Sugar rationing ends 80 years ago today
If you were a child on 25th September 1953 a whole new world emerged that day. Sweets and chocolate became more readily available because eight years after the end of the Second World War sugar rationing came to an end.
During the war sugar was one of dozens of what today we would consider to be everyday food items that was rationed to ensure that everyone got a fair share of a scarce resource. Sugar in 1940s Britain mostly came from abroad and had to be shipped into the country. These ships were a prime target for German’s U-boat wolf packs and many millions of tons of ships and the men who crewed them went to the bottom of the ocean.
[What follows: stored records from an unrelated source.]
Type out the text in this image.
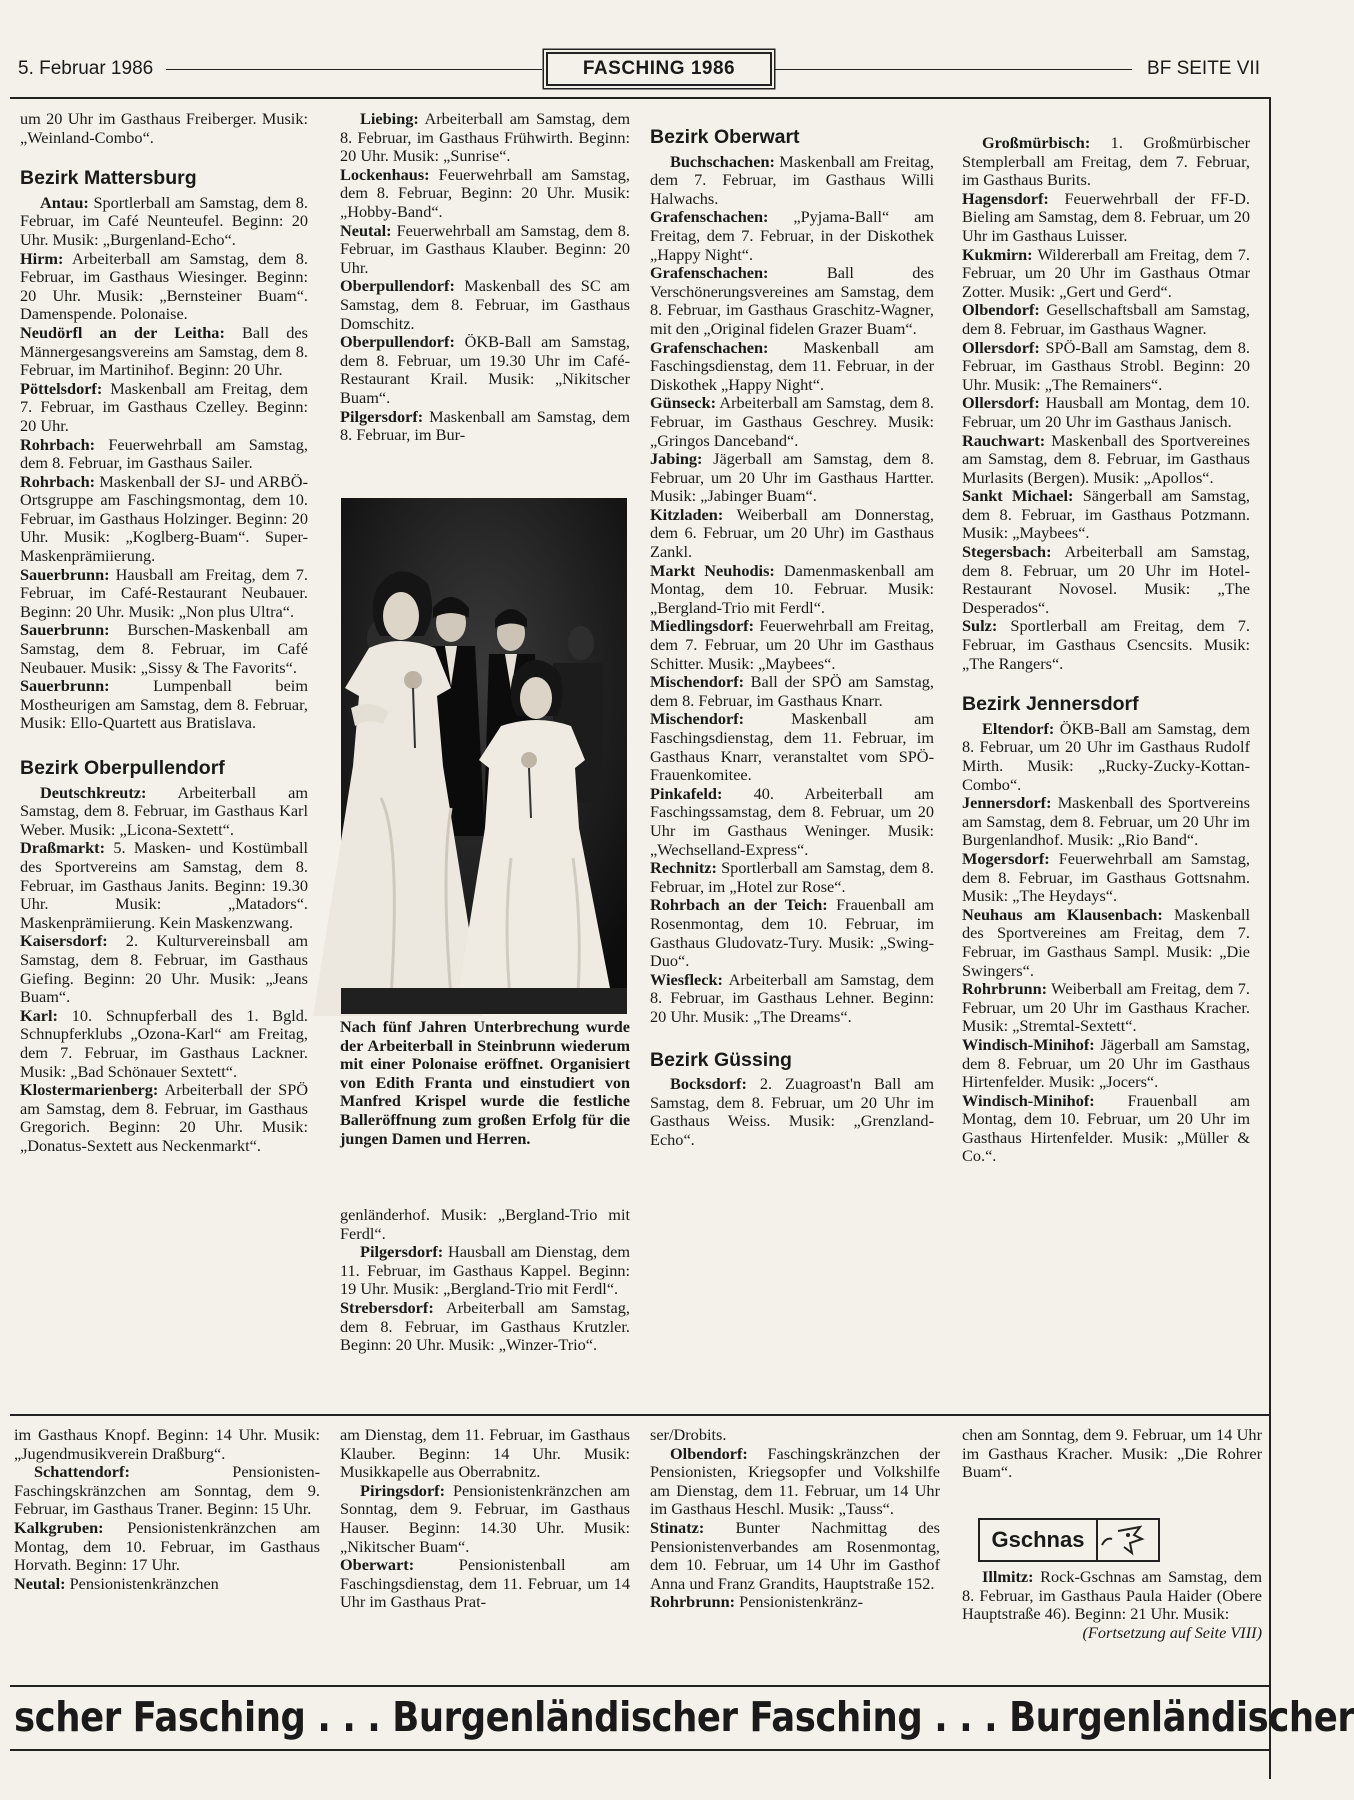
5. Februar 1986	FASCHING 1986	BF SEITE VII

um 20 Uhr im Gasthaus Freiberger. Musik: „Weinland-Combo“.

Bezirk Mattersburg

Antau: Sportlerball am Samstag, dem 8. Februar, im Café Neunteufel. Beginn: 20 Uhr. Musik: „Burgenland-Echo“.

Hirm: Arbeiterball am Samstag, dem 8. Februar, im Gasthaus Wiesinger. Beginn: 20 Uhr. Musik: „Bernsteiner Buam“. Damenspende. Polonaise.

Neudörfl an der Leitha: Ball des Männergesangsvereins am Samstag, dem 8. Februar, im Martinihof. Beginn: 20 Uhr.

Pöttelsdorf: Maskenball am Freitag, dem 7. Februar, im Gasthaus Czelley. Beginn: 20 Uhr.

Rohrbach: Feuerwehrball am Samstag, dem 8. Februar, im Gasthaus Sailer.

Rohrbach: Maskenball der SJ- und ARBÖ-Ortsgruppe am Faschingsmontag, dem 10. Februar, im Gasthaus Holzinger. Beginn: 20 Uhr. Musik: „Koglberg-Buam“. Super-Maskenprämiierung.

Sauerbrunn: Hausball am Freitag, dem 7. Februar, im Café-Restaurant Neubauer. Beginn: 20 Uhr. Musik: „Non plus Ultra“.

Sauerbrunn: Burschen-Maskenball am Samstag, dem 8. Februar, im Café Neubauer. Musik: „Sissy & The Favorits“.

Sauerbrunn:	Lumpenball beim Mostheurigen am Samstag, dem 8. Februar, Musik: Ello-Quartett aus Bratislava.

Bezirk Oberpullendorf

Deutschkreutz: Arbeiterball am Samstag, dem 8. Februar, im Gasthaus Karl Weber. Musik: „Licona-Sextett“.

Draßmarkt: 5. Masken- und Kostümball des Sportvereins am Samstag, dem 8. Februar, im Gasthaus Janits. Beginn: 19.30 Uhr. Musik: „Matadors“. Maskenprämiierung. Kein Maskenzwang.

Kaisersdorf: 2. Kulturvereinsball am Samstag, dem 8. Februar, im Gasthaus Giefing. Beginn: 20 Uhr. Musik: „Jeans Buam“.

Karl: 10. Schnupferball des 1. Bgld. Schnupferklubs „Ozona-Karl“ am Freitag, dem 7. Februar, im Gasthaus Lackner. Musik: „Bad Schönauer Sextett“.

Klostermarienberg: Arbeiterball der SPÖ am Samstag, dem 8. Februar, im Gasthaus Gregorich. Beginn: 20 Uhr. Musik: „Donatus-Sextett aus Neckenmarkt“.

Liebing: Arbeiterball am Samstag, dem 8. Februar, im Gasthaus Frühwirth. Beginn: 20 Uhr. Musik: „Sunrise“.

Lockenhaus: Feuerwehrball am Samstag, dem 8. Februar, Beginn: 20 Uhr. Musik: „Hobby-Band“.

Neutal: Feuerwehrball am Samstag, dem 8. Februar, im Gasthaus Klauber. Beginn: 20 Uhr.

Oberpullendorf: Maskenball des SC am Samstag, dem 8. Februar, im Gasthaus Domschitz.

Oberpullendorf: ÖKB-Ball am Samstag, dem 8. Februar, um 19.30 Uhr im Café-Restaurant Krail. Musik: „Nikitscher Buam“.

Pilgersdorf: Maskenball am Samstag, dem 8. Februar, im Bur-

Nach fünf Jahren Unterbrechung wurde der Arbeiterball in Steinbrunn wiederum mit einer Polonaise eröffnet. Organisiert von Edith Franta und einstudiert von Manfred Krispel wurde die festliche Balleröffnung zum großen Erfolg für die jungen Damen und Herren.

genländerhof. Musik: „Bergland-Trio mit Ferdl“.

Pilgersdorf: Hausball am Dienstag, dem 11. Februar, im Gasthaus Kappel. Beginn: 19 Uhr. Musik: „Bergland-Trio mit Ferdl“.

Strebersdorf: Arbeiterball am Samstag, dem 8. Februar, im Gasthaus Krutzler. Beginn: 20 Uhr. Musik: „Winzer-Trio“.

Bezirk Oberwart

Buchschachen: Maskenball am Freitag, dem 7. Februar, im Gasthaus Willi Halwachs.

Grafenschachen: „Pyjama-Ball“ am Freitag, dem 7. Februar, in der Diskothek „Happy Night“.

Grafenschachen:	Ball des Verschönerungsvereines am Samstag, dem 8. Februar, im Gasthaus Graschitz-Wagner, mit den „Original fidelen Grazer Buam“.

Grafenschachen: Maskenball am Faschingsdienstag, dem 11. Februar, in der Diskothek „Happy Night“.

Günseck: Arbeiterball am Samstag, dem 8. Februar, im Gasthaus Geschrey. Musik: „Gringos Danceband“.

Jabing: Jägerball am Samstag, dem 8. Februar, um 20 Uhr im Gasthaus Hartter. Musik: „Jabinger Buam“.

Kitzladen: Weiberball am Donnerstag, dem 6. Februar, um 20 Uhr) im Gasthaus Zankl.

Markt Neuhodis: Damenmaskenball am Montag, dem 10. Februar. Musik: „Bergland-Trio mit Ferdl“.

Miedlingsdorf: Feuerwehrball am Freitag, dem 7. Februar, um 20 Uhr im Gasthaus Schitter. Musik: „Maybees“.

Mischendorf: Ball der SPÖ am Samstag, dem 8. Februar, im Gasthaus Knarr.

Mischendorf:	Maskenball am Faschingsdienstag, dem 11. Februar, im Gasthaus Knarr, veranstaltet vom SPÖ-Frauenkomitee.

Pinkafeld: 40. Arbeiterball am Faschingssamstag, dem 8. Februar, um 20 Uhr im Gasthaus Weninger. Musik: „Wechselland-Express“.

Rechnitz: Sportlerball am Samstag, dem 8. Februar, im „Hotel zur Rose“.

Rohrbach an der Teich: Frauenball am Rosenmontag, dem 10. Februar, im Gasthaus Gludovatz-Tury. Musik: „Swing-Duo“.

Wiesfleck: Arbeiterball am Samstag, dem 8. Februar, im Gasthaus Lehner. Beginn: 20 Uhr. Musik: „The Dreams“.

Bezirk Güssing

Bocksdorf: 2. Zuagroast'n Ball am Samstag, dem 8. Februar, um 20 Uhr im Gasthaus Weiss. Musik: „Grenzland-Echo“.

Großmürbisch: 1. Großmürbischer Stemplerball am Freitag, dem 7. Februar, im Gasthaus Burits.

Hagensdorf: Feuerwehrball der FF-D. Bieling am Samstag, dem 8. Februar, um 20 Uhr im Gasthaus Luisser.

Kukmirn: Wildererball am Freitag, dem 7. Februar, um 20 Uhr im Gasthaus Otmar Zotter. Musik: „Gert und Gerd“.

Olbendorf: Gesellschaftsball am Samstag, dem 8. Februar, im Gasthaus Wagner.

Ollersdorf: SPÖ-Ball am Samstag, dem 8. Februar, im Gasthaus Strobl. Beginn: 20 Uhr. Musik: „The Remainers“.

Ollersdorf: Hausball am Montag, dem 10. Februar, um 20 Uhr im Gasthaus Janisch.

Rauchwart: Maskenball des Sportvereines am Samstag, dem 8. Februar, im Gasthaus Murlasits (Bergen). Musik: „Apollos“.

Sankt Michael: Sängerball am Samstag, dem 8. Februar, im Gasthaus Potzmann. Musik: „Maybees“.

Stegersbach: Arbeiterball am Samstag, dem 8. Februar, um 20 Uhr im Hotel-Restaurant Novosel. Musik: „The Desperados“.

Sulz: Sportlerball am Freitag, dem 7. Februar, im Gasthaus Csencsits. Musik: „The Rangers“.

Bezirk Jennersdorf

Eltendorf: ÖKB-Ball am Samstag, dem 8. Februar, um 20 Uhr im Gasthaus Rudolf Mirth. Musik: „Rucky-Zucky-Kottan-Combo“.

Jennersdorf: Maskenball des Sportvereins am Samstag, dem 8. Februar, um 20 Uhr im Burgenlandhof. Musik: „Rio Band“.

Mogersdorf: Feuerwehrball am Samstag, dem 8. Februar, im Gasthaus Gottsnahm. Musik: „The Heydays“.

Neuhaus am Klausenbach: Maskenball des Sportvereines am Freitag, dem 7. Februar, im Gasthaus Sampl. Musik: „Die Swingers“.

Rohrbrunn: Weiberball am Freitag, dem 7. Februar, um 20 Uhr im Gasthaus Kracher. Musik: „Stremtal-Sextett“.

Windisch-Minihof: Jägerball am Samstag, dem 8. Februar, um 20 Uhr im Gasthaus Hirtenfelder. Musik: „Jocers“.

Windisch-Minihof: Frauenball am Montag, dem 10. Februar, um 20 Uhr im Gasthaus Hirtenfelder. Musik: „Müller & Co.“.

im Gasthaus Knopf. Beginn: 14 Uhr. Musik: „Jugendmusikverein Draßburg“.

Schattendorf:	Pensionisten-Faschingskränzchen am Sonntag, dem 9. Februar, im Gasthaus Traner. Beginn: 15 Uhr.

Kalkgruben: Pensionistenkränzchen am Montag, dem 10. Februar, im Gasthaus Horvath. Beginn: 17 Uhr.

Neutal: Pensionistenkränzchen

am Dienstag, dem 11. Februar, im Gasthaus Klauber. Beginn: 14 Uhr. Musik: Musikkapelle aus Oberrabnitz.

Piringsdorf: Pensionistenkränzchen am Sonntag, dem 9. Februar, im Gasthaus Hauser. Beginn: 14.30 Uhr. Musik: „Nikitscher Buam“.

Oberwart:	Pensionistenball am Faschingsdienstag, dem 11. Februar, um 14 Uhr im Gasthaus Prat-

ser/Drobits.

Olbendorf: Faschingskränzchen der Pensionisten, Kriegsopfer und Volkshilfe am Dienstag, dem 11. Februar, um 14 Uhr im Gasthaus Heschl. Musik: „Tauss“.

Stinatz: Bunter Nachmittag des Pensionistenverbandes am Rosenmontag, dem 10. Februar, um 14 Uhr im Gasthof Anna und Franz Grandits, Hauptstraße 152.

Rohrbrunn: Pensionistenkränz-

chen am Sonntag, dem 9. Februar, um 14 Uhr im Gasthaus Kracher. Musik: „Die Rohrer Buam“.

Gschnas

Illmitz: Rock-Gschnas am Samstag, dem 8. Februar, im Gasthaus Paula Haider (Obere Hauptstraße 46). Beginn: 21 Uhr. Musik:

(Fortsetzung auf Seite VIII)

scher Fasching . . . Burgenländischer Fasching . . . Burgenländischer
But it wasn’t the first time that Briton’s had been denied the sweet taste of sugar because during the First World War the same situation had played out. In February 1917 German submarines sank 230 vessels bringing food and vital supplies into the country. Great Britain very nearly starved. In 1917 the weekly allowance for sugar was just 340 grams. At one stage in the First World War there was only four days’ supply of sugar in the whole of the United Kingdom.
So, when the end of World War Two came it took a very long time to recreate the infrastructure necessary to allow people to freely buy however much sugar they wanted. New crops of Sugar Beet were established across Britain and new plantations of sugar cane were planted around the world.
On 25th September 1953 sugar once again became freely available to everyone. In the 21st century we are now asked to cut back on sugar intake for another reason, other than war, now it is to consider our health.